A propos de Thelonious Monk
  Avant d'entamer l'écoute de ce concert de Thelonious Monk, j'aimerais dissiper deux ou trois  malentendus sur le "personnage" qu'il fut. Tout d'abord, sa réputation d'ours mal léché. J'ai eu l'occasion de fréquenter les Monk, lui et sa femme Nellie, et je puis témoigner de sa gentillesse et de sa souriante attention. Lorsque je l'ai interviewé, en 1963, il s'est montré extrêmement coopératif et réfléchi, parsemant cette interview de beaucoup d'humour et de rires enjoués.
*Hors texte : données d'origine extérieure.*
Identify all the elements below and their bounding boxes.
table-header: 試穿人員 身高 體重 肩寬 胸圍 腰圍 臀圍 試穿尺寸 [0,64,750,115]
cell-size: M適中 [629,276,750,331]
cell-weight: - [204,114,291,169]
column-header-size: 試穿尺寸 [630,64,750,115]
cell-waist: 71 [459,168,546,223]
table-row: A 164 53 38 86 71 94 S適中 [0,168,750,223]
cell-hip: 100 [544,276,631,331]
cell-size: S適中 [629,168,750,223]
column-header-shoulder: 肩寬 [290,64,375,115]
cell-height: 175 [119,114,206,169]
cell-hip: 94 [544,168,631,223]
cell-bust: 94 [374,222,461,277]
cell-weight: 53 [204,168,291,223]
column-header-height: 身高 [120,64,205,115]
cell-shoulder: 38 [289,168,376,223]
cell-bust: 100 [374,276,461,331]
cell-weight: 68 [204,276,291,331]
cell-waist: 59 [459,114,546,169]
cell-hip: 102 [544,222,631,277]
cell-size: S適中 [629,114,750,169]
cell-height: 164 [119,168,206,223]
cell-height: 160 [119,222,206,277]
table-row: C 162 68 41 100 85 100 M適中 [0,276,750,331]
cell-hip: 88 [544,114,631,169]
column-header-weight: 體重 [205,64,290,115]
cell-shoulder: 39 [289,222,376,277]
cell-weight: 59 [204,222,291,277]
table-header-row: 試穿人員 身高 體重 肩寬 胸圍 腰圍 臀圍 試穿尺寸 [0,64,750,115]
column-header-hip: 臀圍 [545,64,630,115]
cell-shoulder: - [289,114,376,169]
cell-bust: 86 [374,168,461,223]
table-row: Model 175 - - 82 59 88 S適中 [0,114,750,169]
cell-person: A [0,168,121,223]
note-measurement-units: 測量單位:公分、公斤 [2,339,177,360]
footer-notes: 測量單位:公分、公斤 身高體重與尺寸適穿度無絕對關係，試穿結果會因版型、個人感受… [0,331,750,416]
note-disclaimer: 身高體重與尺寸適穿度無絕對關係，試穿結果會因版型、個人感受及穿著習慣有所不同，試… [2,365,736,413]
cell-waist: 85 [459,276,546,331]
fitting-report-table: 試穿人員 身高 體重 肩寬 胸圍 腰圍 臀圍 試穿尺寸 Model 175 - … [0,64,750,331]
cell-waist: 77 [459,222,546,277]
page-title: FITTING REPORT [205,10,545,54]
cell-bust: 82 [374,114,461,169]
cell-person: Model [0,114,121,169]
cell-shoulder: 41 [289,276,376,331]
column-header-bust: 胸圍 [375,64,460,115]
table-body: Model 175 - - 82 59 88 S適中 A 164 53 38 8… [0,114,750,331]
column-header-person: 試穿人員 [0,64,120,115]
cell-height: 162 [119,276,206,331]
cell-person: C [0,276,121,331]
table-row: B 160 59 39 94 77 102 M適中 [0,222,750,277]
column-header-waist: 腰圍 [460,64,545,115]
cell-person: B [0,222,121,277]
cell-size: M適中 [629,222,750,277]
Cette image de mauvais coucheur est cependant trés tenace - j'étais à Nice il y a une dizaine d'années, Olympia 650307
et nous avions hâte, le pianiste Henri Renaud et moi-même, de faire la connaissance du fils de Monk (prénommé lui aussi Thelonious), Henri l'avait connu tout petit, en 1954, et je préparais pour ma part une étude sur son père - comme nous lui parlions de la bonhommie souriante de Monk, son fils fut tellement étonné qu'il appela son trompettiste Don Sickler pour que nous lui répétions nos propos. Personnellement, je pense qu'il se donnait un abord rébarbatif pour éloigner les importuns et que son petit manège était savamment calculé.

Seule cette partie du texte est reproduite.